Anadiplosi | Per La Retorica
Anadiplosi

Anadiplosi (figura retorica): definizione, significato ed esempi

/a·na·di·plò·ṣi/

L’anadiplosi è una figura retorica che consiste nella ripresa, all’inizio di una frase o di un segmento testuale, di una o più parole conclusive della frase o del segmento testuale precedente.

Etimologia

Anadiplosi, dal greco antico ἀναδίπλωσις, anadíplosis, “duplicazione”. Anticamente detta anche epanastrofe o reduplicatio.

Anadiplosi: esempi

Ecco un esempio di anadiplosi, tratto dalla Retorica ad Erennio (4, 38): 

“Sono tumulti, tumulti domestici ed intestini quelli che tu prepari, Caio Gracco”.

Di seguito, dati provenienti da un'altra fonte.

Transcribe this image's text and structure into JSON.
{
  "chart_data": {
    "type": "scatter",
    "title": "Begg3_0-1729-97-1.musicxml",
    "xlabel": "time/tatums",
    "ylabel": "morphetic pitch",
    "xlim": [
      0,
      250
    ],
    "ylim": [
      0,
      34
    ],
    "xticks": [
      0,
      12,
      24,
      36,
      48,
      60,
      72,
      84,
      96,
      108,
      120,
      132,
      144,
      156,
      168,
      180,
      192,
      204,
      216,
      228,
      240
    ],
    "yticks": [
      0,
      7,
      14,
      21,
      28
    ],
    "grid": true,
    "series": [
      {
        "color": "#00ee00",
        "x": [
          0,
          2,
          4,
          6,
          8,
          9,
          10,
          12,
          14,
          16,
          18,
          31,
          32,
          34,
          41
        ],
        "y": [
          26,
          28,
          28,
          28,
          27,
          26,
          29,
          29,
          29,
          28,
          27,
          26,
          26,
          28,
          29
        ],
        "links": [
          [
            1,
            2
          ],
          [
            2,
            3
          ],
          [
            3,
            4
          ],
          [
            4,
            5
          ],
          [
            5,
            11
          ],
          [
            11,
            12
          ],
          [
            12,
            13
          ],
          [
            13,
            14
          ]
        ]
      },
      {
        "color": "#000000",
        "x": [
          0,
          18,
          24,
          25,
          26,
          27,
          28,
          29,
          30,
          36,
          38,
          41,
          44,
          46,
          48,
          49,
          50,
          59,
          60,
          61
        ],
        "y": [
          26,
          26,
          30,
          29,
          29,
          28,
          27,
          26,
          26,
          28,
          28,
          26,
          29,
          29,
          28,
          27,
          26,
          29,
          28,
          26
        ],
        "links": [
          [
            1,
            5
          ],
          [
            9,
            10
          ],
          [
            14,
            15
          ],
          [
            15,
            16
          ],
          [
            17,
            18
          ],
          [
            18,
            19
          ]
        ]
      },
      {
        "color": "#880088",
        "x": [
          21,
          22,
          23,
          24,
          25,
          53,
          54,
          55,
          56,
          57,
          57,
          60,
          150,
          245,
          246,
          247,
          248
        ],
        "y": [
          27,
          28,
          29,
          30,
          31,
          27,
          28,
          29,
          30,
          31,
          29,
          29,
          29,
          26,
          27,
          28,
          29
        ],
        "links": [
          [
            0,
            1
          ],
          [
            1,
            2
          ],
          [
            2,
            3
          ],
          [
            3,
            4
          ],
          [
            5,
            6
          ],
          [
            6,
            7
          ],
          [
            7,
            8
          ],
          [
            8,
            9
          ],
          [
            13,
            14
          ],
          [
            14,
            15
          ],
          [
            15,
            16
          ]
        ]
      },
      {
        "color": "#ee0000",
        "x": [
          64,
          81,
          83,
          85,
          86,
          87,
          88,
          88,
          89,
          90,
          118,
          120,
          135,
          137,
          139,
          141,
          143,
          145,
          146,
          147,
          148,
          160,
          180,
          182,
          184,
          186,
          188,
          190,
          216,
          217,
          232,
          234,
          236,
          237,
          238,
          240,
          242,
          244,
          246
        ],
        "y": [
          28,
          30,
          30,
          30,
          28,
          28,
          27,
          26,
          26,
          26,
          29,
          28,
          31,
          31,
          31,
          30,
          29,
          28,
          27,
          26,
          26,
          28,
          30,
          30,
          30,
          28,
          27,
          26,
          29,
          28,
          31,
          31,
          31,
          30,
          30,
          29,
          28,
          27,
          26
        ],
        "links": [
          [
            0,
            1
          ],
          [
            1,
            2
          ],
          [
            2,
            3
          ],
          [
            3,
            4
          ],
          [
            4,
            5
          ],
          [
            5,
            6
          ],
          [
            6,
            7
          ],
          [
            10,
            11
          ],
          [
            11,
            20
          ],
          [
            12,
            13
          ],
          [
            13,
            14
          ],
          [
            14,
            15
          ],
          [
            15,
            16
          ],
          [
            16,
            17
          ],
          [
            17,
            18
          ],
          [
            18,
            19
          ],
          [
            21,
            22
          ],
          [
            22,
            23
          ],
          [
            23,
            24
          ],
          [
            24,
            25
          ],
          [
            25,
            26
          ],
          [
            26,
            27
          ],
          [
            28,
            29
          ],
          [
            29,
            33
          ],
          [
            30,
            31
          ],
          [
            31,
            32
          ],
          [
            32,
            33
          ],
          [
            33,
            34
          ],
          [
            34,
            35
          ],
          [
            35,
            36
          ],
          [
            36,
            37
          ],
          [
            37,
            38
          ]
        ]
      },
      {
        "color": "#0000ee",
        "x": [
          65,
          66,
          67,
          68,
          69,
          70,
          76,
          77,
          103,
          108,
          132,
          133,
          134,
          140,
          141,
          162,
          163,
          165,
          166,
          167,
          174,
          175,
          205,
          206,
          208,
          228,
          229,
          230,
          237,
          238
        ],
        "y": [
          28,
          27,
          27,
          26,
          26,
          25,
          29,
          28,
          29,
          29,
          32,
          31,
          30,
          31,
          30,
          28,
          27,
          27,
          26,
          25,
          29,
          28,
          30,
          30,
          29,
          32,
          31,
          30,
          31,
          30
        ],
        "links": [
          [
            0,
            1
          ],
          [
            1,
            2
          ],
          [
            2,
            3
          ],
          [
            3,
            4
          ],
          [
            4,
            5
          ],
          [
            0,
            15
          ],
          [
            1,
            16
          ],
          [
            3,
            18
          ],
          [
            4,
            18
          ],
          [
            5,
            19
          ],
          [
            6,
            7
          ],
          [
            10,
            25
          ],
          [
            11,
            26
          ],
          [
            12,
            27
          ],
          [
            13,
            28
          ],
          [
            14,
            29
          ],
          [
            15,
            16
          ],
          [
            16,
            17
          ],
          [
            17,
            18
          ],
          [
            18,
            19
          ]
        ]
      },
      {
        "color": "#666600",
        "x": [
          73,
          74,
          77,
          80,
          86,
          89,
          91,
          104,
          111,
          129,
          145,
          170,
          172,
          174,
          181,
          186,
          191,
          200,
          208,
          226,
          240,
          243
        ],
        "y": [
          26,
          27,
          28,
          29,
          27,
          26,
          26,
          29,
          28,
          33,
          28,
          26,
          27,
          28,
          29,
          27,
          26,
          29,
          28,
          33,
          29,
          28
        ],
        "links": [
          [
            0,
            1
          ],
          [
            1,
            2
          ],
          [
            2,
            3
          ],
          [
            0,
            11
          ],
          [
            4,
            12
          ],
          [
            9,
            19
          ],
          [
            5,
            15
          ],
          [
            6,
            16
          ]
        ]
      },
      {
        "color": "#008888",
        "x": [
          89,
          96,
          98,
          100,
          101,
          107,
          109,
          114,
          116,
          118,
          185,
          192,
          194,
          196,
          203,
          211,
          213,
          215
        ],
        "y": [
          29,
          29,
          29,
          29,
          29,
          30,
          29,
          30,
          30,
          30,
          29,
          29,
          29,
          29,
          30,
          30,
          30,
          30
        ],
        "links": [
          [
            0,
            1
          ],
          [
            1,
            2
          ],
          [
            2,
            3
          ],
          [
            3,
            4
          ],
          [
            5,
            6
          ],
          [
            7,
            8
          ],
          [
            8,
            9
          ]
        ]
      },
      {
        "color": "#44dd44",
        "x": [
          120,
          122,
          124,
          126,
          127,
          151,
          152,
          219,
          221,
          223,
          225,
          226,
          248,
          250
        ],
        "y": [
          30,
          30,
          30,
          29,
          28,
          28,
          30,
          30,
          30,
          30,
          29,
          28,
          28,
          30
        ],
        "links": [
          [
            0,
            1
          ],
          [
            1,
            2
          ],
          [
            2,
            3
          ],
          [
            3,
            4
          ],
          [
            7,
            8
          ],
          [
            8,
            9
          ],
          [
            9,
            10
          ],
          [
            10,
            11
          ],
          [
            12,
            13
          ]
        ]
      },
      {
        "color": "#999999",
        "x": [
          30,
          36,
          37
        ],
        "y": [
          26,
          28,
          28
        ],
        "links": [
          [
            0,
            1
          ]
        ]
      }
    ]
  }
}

Un caso più articolato si deve all’oratore e politico greco Demostene: 

“… e non è vero che io abbia detto queste cose senza metterle per iscritto, che le abbia messe per iscritto senza andare in ambasceria, che sia andato in ambasceria senza persuadere i Tebani”.

(Le citazioni sono ricavate da Chaïm Perelman e Lucie Olbrechts-Tyteca, Trattato dell’argomentazione. La nuova retorica, Einaudi, 2013, pp. 190 e 542).

La stessa particolarità presenta un giudizio di Arthur Rubinstein su Leonard Bernstein, riportato in un annuncio pubblicitario per una collana di CD dedicata a quest’ultimo: 

“Il più grande pianista tra i direttori, il più grande direttore tra i compositori, il più grande compositore tra i pianisti…”.

Il testo inoltre è caratterizzato da una costruzione circolare, prodotta dall’epanadiplosi, la ripetizione di una parola all’inizio e alla fine (“pianista”, “pianisti”).

Un esempio famoso di anadiplosi lo troviamo anche nella Divina Commedia di Dante:

“…Ma passavam la selva tuttavia.

La selva, dico, di spiriti spessi…”

(Dante, Inferno, IV, vv. 65-66)

L’anadiplosi costituisce una specie di eco e si può registrare anche nel corso di un dialogo, quando uno dei due interlocutori ripete ciò che ha appena detto l’altro, per lo più per incoraggiarlo ad andare avanti nel discorso, ad aprirsi ulteriormente. Occorrenze si trovano in alcuni colloqui nel romanzo I Promessi Sposi.

Perpetua: “Ma! io l’avrei bene il mio povero parere da darle; ma poi…”.

Don Abbondio: “Ma poi, sentiamo”.

(Capitolo I).

Don Abbondio: “E poi, e poi, e poi…”.

Renzo: “E poi che cosa?”.

Don Abbondio: “E poi c’è degli imbrogli”.

Renzo: “Degli imbrogli? Che imbrogli ci può essere?”.

(Capitolo II).

“Come ho detto io”, riprese la madre [Agnese]: “cuore e destrezza; e la cosa è facile”.

“Facile!” dissero insieme quei due [Renzo e Lucia], per cui la cosa era divenuta tanto stranamente e dolorosamente difficile.

(Capitolo VI).

Differenza tra anadiplosi, anafora e epifora

Spesso queste figure retoriche vengono confuse: si tratta di figure retoriche di ripetizione, ma nel caso dell’anafora la ripetizione è all’inizio di versi successivi, mentre nell’epifora si trova alla fine dei versi.